They are given parameters by the ones who make the request. They are told what to include in their reports, what to omit, and often told which sources they can use as a basis for them.
The CBO is not allowed to broaden the scope of a report, even if in doing so, it would significantly alter their findings.
Although CBO is given the specific question to answer, CBO is not told how to answer that question. CBO's response is independent.
That's why their reports include so many "what if's" and explanations for their findings.
CBO, like any entity trying to make a forecast, has to work with incomplete information, make assumptions about the current and future environment, etc. Laying out scenarios and mentioning variables that might have a significant impact makes good sense.
We saw this with Obamacare. Their reports prior to it's passing that were requested by the administration and democrats on capitol hill, painted a very rosy economic picture for America if the legislation were enacted. After the bill was passed, they were requested to do several other, more broad studies on the Obamacare bill, and every one that has been released so far, has contradicted or greatly reduced the positive benefits they reported initially. That's because their scope was severely limited before by the administration.
As more information becomes available, initial ideas can change. Long-range forecasting is very difficult and imprecise. For example, if one is trying to project the budget deficit for 2020, one needs to have a reasonable idea concerning the macroeconomic environment.
What will the GDP be in 2020? Historically, one can assume at least one and perhaps two additional recessions from now until then. But how deep? Keeping current law fixed, one could then estimate revenue and expenditures? But what if there is a geopolitical shock? Certain expenditures might rocket well beyond what current law would have them. What will interest rates be? Given the nation's sizable and growing debt, one needs to understand the structure of the nation's debt and relevant interest rates in order to assess interest payments.
If one looks closely at CBO's forecasts, one finds that beyond the short-term, CBO reverts toward what is believed to be stable state figures i.e. nominal GDP grows by 4.4%, 4.3%, and 4.3% in 2018-20; Real GDP grows by 2.3%, 2.2%, and 2.2% in that timeframe; Core CPI is at 2.0% each of those three years; the unemployment rate is at 5.0% during those three years, etc.
Why? Because errors are likely to be smaller if one assumes a stable state toward what are believed to be sustainable figures.

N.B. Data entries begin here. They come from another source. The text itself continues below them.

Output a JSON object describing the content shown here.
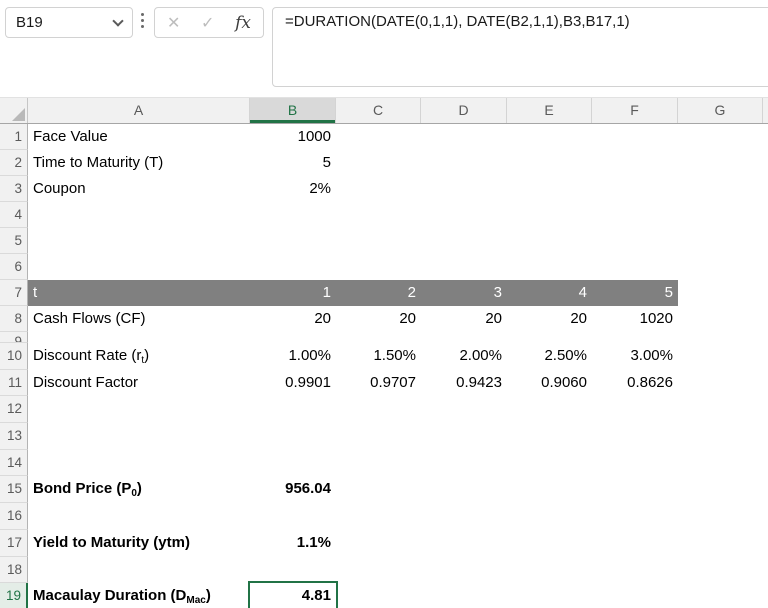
{
  "colors": {
    "accent_green": "#217346",
    "band_gray": "#808080"
  },
  "formula_bar": {
    "name_box_value": "B19",
    "cancel_label": "✕",
    "enter_label": "✓",
    "fx_label": "fx",
    "formula": "=DURATION(DATE(0,1,1), DATE(B2,1,1),B3,B17,1)"
  },
  "sheet": {
    "columns": [
      "A",
      "B",
      "C",
      "D",
      "E",
      "F",
      "G"
    ],
    "selected_column": "B",
    "selected_row": "19",
    "selected_cell": "B19",
    "rows": [
      {
        "n": "1",
        "cells": [
          {
            "col": "A",
            "text": "Face Value"
          },
          {
            "col": "B",
            "text": "1000",
            "num": true
          }
        ]
      },
      {
        "n": "2",
        "cells": [
          {
            "col": "A",
            "text": "Time to Maturity (T)"
          },
          {
            "col": "B",
            "text": "5",
            "num": true
          }
        ]
      },
      {
        "n": "3",
        "cells": [
          {
            "col": "A",
            "text": "Coupon"
          },
          {
            "col": "B",
            "text": "2%",
            "num": true
          }
        ]
      },
      {
        "n": "4",
        "cells": []
      },
      {
        "n": "5",
        "cells": []
      },
      {
        "n": "6",
        "cells": []
      },
      {
        "n": "7",
        "band": true,
        "cells": [
          {
            "col": "A",
            "text": "t"
          },
          {
            "col": "B",
            "text": "1",
            "num": true
          },
          {
            "col": "C",
            "text": "2",
            "num": true
          },
          {
            "col": "D",
            "text": "3",
            "num": true
          },
          {
            "col": "E",
            "text": "4",
            "num": true
          },
          {
            "col": "F",
            "text": "5",
            "num": true
          }
        ]
      },
      {
        "n": "8",
        "cells": [
          {
            "col": "A",
            "text": "Cash Flows (CF)"
          },
          {
            "col": "B",
            "text": "20",
            "num": true
          },
          {
            "col": "C",
            "text": "20",
            "num": true
          },
          {
            "col": "D",
            "text": "20",
            "num": true
          },
          {
            "col": "E",
            "text": "20",
            "num": true
          },
          {
            "col": "F",
            "text": "1020",
            "num": true
          }
        ]
      },
      {
        "n": "9",
        "collapsed": true,
        "cells": []
      },
      {
        "n": "10",
        "cells": [
          {
            "col": "A",
            "parts": [
              {
                "t": "Discount Rate (r"
              },
              {
                "t": "t",
                "sub": true
              },
              {
                "t": ")"
              }
            ]
          },
          {
            "col": "B",
            "text": "1.00%",
            "num": true
          },
          {
            "col": "C",
            "text": "1.50%",
            "num": true
          },
          {
            "col": "D",
            "text": "2.00%",
            "num": true
          },
          {
            "col": "E",
            "text": "2.50%",
            "num": true
          },
          {
            "col": "F",
            "text": "3.00%",
            "num": true
          }
        ]
      },
      {
        "n": "11",
        "cells": [
          {
            "col": "A",
            "text": "Discount Factor"
          },
          {
            "col": "B",
            "text": "0.9901",
            "num": true
          },
          {
            "col": "C",
            "text": "0.9707",
            "num": true
          },
          {
            "col": "D",
            "text": "0.9423",
            "num": true
          },
          {
            "col": "E",
            "text": "0.9060",
            "num": true
          },
          {
            "col": "F",
            "text": "0.8626",
            "num": true
          }
        ]
      },
      {
        "n": "12",
        "cells": []
      },
      {
        "n": "13",
        "cells": []
      },
      {
        "n": "14",
        "cells": []
      },
      {
        "n": "15",
        "cells": [
          {
            "col": "A",
            "bold": true,
            "parts": [
              {
                "t": "Bond Price (P"
              },
              {
                "t": "0",
                "sub": true
              },
              {
                "t": ")"
              }
            ]
          },
          {
            "col": "B",
            "text": "956.04",
            "num": true,
            "bold": true
          }
        ]
      },
      {
        "n": "16",
        "cells": []
      },
      {
        "n": "17",
        "cells": [
          {
            "col": "A",
            "bold": true,
            "text": "Yield to Maturity (ytm)"
          },
          {
            "col": "B",
            "text": "1.1%",
            "num": true,
            "bold": true
          }
        ]
      },
      {
        "n": "18",
        "cells": []
      },
      {
        "n": "19",
        "cells": [
          {
            "col": "A",
            "bold": true,
            "parts": [
              {
                "t": "Macaulay Duration (D"
              },
              {
                "t": "Mac",
                "sub": true
              },
              {
                "t": ")"
              }
            ]
          },
          {
            "col": "B",
            "text": "4.81",
            "num": true,
            "bold": true,
            "selected": true
          }
        ]
      }
    ]
  }
}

Nonetheless, sizable errors could still result. For a simple illustration, let's say tax revenue amounts to about 18% of nominal GDP under the current tax law framework. Nominal GDP was about $14 trillion in 2009. Over the past 20 years, nominal GDP expanded at an average rate of 4.8% per year.
What would happen to tax revenue if annual growth amounted to +/- 0.5% from the above average?
5.3% annual growth: $4.45 trillion tax revenue
4.8% annual growth: $4.22 trillion tax revenue
4.3% annual growth: $4.00 trillion tax revenue
In short, average annual growth of +/- 0.5% from the 20-year annualized figure would create a difference of $450 billion in 2020 revenue.
Needless to say, CBO's models are more complex. Nonetheless, assumptions toward a stable state are made as one extends farther out along the time horizon.
In reality, CBO has erred on the side of optimism (lower net costs/greater net benefits/policy makers will deliver on program constraints). That is a human bias, not something that is unique to CBO. In practice, that has led to CBO's often underestimating the growth of major programs. The recent "doctor's fix" in which both parties overwhelmingly voted to waive a very modest budget-saving mechanism provides just the latest example of policy makers choosing not to be bound by fiscal constraints. Hence, an approach that followed the current law would have missed the extra increase in the budget deficit that resulted under a bipartisan move to avoid modest fiscal constraints.
Indeed, given past history, CBO should probably print a disclaimer highlighting budget constraints under existing law and explaining that policy makers have typically failed to remain bound by those constraints.